Paradüse s.m. = Paradiso

In molte religioni, si definisce Paradiso quel luogo in cui sono radunate le anime dei giusti dopo la morte, e sono esaltate in modo eccelso dalla diretta visione di Dio.

Per estensione si definisce ‘nu paradüse un luogo reale della terra bellissimo e incontaminato.

So’ stéte alla Sicìlje: ‘nu paradüse = Sono stato in Sicilia: un vero paradiso.

Per dire “in paradiso” si dice ‘mbaradüse, legando “in” al sostantivo. Qualcuno dice ‘mbaravüse. Per me vanno bene entrambe le versioni.

Ecco un’interessantissima dissertazione di Enzo Renato sulla pronuncia di‘mbaradüse ‘mbaravüse:

 Mbaravüse in realtà lo dicono i Montanari ed i Montagnoli anche se non escludo che anticamente si dicesse così anche da noi.
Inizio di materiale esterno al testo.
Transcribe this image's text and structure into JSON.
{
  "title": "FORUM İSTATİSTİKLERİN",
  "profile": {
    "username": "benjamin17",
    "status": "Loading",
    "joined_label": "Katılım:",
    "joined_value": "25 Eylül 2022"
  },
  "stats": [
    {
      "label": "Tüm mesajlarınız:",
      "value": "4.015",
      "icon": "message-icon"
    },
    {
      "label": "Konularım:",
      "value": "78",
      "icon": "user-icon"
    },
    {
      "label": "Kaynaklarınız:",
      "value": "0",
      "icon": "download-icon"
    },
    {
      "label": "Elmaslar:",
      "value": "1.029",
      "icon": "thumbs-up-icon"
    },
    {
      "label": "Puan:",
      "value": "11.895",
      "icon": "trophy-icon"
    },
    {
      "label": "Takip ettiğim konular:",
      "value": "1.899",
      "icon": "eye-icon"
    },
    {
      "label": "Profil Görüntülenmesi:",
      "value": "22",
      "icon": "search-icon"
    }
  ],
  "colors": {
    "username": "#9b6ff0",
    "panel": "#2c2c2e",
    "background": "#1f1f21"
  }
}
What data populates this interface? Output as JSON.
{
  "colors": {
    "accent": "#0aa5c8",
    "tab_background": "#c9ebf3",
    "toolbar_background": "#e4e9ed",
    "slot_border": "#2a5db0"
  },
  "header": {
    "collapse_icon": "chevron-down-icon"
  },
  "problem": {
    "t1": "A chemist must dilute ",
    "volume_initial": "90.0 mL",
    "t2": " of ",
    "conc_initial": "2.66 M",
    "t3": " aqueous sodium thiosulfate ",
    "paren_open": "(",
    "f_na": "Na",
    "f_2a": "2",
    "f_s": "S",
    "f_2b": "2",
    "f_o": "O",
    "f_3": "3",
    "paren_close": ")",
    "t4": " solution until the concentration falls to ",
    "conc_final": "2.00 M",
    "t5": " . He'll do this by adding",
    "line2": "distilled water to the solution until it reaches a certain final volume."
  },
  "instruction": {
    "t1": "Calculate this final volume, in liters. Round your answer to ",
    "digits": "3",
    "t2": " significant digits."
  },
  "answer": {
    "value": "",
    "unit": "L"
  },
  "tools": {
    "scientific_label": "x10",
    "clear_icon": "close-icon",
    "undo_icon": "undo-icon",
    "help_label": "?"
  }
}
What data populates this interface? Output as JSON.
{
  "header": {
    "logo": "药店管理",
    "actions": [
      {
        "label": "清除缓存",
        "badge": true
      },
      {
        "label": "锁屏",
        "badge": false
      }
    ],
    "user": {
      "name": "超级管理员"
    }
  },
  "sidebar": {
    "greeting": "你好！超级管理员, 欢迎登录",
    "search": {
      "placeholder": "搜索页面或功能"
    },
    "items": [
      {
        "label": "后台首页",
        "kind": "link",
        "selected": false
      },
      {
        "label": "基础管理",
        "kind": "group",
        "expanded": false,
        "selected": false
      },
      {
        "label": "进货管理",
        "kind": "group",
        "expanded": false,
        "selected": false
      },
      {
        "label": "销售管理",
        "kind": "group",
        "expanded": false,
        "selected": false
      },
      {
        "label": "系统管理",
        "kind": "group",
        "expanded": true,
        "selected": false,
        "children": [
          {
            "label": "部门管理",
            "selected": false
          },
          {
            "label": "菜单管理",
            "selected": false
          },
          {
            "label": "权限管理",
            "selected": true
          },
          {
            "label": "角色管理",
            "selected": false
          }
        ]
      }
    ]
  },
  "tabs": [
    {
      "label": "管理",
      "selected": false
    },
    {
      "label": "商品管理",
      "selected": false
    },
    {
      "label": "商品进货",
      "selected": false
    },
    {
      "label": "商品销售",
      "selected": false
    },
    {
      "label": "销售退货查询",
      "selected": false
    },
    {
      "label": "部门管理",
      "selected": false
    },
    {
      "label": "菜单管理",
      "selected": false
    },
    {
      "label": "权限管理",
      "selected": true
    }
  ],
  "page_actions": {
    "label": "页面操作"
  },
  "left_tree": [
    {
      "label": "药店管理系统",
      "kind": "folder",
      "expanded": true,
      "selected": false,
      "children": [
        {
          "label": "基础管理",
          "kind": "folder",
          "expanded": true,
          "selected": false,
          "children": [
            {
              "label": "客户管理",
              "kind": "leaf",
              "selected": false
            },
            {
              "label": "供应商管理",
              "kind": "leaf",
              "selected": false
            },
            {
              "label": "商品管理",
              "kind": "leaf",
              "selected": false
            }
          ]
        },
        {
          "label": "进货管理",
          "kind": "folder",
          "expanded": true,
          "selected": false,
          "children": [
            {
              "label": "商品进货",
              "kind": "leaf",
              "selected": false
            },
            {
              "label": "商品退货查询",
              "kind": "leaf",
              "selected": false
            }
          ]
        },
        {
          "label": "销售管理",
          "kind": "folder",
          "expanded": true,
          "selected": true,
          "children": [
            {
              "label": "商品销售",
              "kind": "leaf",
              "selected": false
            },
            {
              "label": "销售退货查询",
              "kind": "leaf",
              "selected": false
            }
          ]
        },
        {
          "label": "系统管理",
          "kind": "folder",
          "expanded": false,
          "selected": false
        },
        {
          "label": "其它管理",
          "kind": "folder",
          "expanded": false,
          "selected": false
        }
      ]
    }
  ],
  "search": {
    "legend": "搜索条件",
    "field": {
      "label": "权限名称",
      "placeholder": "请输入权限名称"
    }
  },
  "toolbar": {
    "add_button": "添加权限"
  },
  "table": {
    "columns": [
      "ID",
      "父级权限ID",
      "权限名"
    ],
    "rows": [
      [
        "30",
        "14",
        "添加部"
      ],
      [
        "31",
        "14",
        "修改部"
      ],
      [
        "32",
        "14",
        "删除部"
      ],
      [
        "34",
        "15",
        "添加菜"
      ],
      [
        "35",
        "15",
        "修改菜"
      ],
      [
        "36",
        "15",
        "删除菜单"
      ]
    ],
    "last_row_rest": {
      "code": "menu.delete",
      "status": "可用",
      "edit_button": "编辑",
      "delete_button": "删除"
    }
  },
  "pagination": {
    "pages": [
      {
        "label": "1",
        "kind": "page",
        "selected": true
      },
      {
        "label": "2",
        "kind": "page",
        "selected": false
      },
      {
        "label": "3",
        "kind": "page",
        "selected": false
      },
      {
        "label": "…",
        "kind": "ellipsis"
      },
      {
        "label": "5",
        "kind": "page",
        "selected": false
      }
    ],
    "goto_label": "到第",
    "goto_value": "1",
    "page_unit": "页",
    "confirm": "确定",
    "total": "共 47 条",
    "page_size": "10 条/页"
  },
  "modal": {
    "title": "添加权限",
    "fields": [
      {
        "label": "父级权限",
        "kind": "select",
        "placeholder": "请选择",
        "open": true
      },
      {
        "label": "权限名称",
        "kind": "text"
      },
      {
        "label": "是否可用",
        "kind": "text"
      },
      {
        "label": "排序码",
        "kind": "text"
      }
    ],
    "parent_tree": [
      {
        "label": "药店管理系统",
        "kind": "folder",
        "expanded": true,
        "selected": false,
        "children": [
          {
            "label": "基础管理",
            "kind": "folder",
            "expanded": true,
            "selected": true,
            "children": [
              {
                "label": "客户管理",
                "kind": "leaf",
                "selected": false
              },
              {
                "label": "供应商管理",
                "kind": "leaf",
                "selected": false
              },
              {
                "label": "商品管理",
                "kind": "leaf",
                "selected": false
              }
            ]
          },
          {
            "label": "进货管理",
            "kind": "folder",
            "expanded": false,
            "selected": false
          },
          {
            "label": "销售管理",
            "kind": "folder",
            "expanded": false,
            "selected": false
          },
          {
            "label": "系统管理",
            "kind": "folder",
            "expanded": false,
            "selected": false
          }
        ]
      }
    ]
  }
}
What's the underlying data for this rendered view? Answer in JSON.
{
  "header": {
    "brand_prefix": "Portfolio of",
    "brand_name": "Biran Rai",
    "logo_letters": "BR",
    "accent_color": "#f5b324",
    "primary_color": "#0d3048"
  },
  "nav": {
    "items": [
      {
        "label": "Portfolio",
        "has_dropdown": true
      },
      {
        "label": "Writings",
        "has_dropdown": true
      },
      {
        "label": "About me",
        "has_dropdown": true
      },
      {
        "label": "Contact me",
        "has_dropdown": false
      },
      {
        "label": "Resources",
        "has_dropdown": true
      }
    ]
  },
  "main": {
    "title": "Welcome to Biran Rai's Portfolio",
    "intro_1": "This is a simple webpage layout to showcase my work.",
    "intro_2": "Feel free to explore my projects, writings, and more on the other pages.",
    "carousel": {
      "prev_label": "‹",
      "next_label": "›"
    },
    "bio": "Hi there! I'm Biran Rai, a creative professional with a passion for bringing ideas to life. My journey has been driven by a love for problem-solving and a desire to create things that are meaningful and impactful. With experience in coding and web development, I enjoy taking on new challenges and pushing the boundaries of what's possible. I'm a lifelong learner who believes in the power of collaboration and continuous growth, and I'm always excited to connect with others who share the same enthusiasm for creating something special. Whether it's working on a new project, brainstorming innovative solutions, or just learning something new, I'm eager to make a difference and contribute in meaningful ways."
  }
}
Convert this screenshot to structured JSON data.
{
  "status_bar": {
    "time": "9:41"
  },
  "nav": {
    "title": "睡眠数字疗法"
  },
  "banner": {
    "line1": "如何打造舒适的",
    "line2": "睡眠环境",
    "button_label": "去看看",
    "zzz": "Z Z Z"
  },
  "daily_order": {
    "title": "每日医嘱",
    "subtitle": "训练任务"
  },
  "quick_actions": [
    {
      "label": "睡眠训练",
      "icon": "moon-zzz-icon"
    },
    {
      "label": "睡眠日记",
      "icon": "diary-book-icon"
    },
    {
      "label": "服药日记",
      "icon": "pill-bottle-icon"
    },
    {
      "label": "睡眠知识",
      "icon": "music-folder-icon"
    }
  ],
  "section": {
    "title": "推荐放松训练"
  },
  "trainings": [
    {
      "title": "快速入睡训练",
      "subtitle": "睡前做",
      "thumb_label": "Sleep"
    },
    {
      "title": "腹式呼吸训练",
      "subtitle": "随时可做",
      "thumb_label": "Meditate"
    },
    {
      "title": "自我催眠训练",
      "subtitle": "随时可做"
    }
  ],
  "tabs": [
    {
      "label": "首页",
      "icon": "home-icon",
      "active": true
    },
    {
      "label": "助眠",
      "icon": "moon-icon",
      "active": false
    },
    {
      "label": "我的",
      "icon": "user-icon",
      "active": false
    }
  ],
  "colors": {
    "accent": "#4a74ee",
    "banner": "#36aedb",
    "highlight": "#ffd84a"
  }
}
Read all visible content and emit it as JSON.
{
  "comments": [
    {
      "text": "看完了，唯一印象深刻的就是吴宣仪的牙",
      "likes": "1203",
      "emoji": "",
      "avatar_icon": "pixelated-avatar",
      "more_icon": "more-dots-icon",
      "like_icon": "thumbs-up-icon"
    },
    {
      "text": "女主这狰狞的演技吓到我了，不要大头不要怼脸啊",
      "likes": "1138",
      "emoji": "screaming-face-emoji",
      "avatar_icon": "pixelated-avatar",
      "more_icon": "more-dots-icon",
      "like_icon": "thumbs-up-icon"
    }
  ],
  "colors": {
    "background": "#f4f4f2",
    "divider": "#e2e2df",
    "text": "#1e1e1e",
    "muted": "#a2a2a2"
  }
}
Difatti, taluni antichi termini manfredoniani, oggi appaiono ai più come termini montanari, ma solo perché in tale dialetto essi si sono meglio conservati.

Il dialetto manfredoniano invece ha subito, negli ultimi decenni, una maggiore italianizzazione.

Tipici esempi:
– da iniziale doppia d si è passati alla doppia (cepòlle in luogo di cepòdde;cavàlle, martjidde diventati cavàlle, martjille. È rimasto códde per dire “quello”.

– da sc si è passati a j. da desciüne, scì dejüne, jì).

A Monte San’Angelo esistono così tuttora, sono rimasti invariati.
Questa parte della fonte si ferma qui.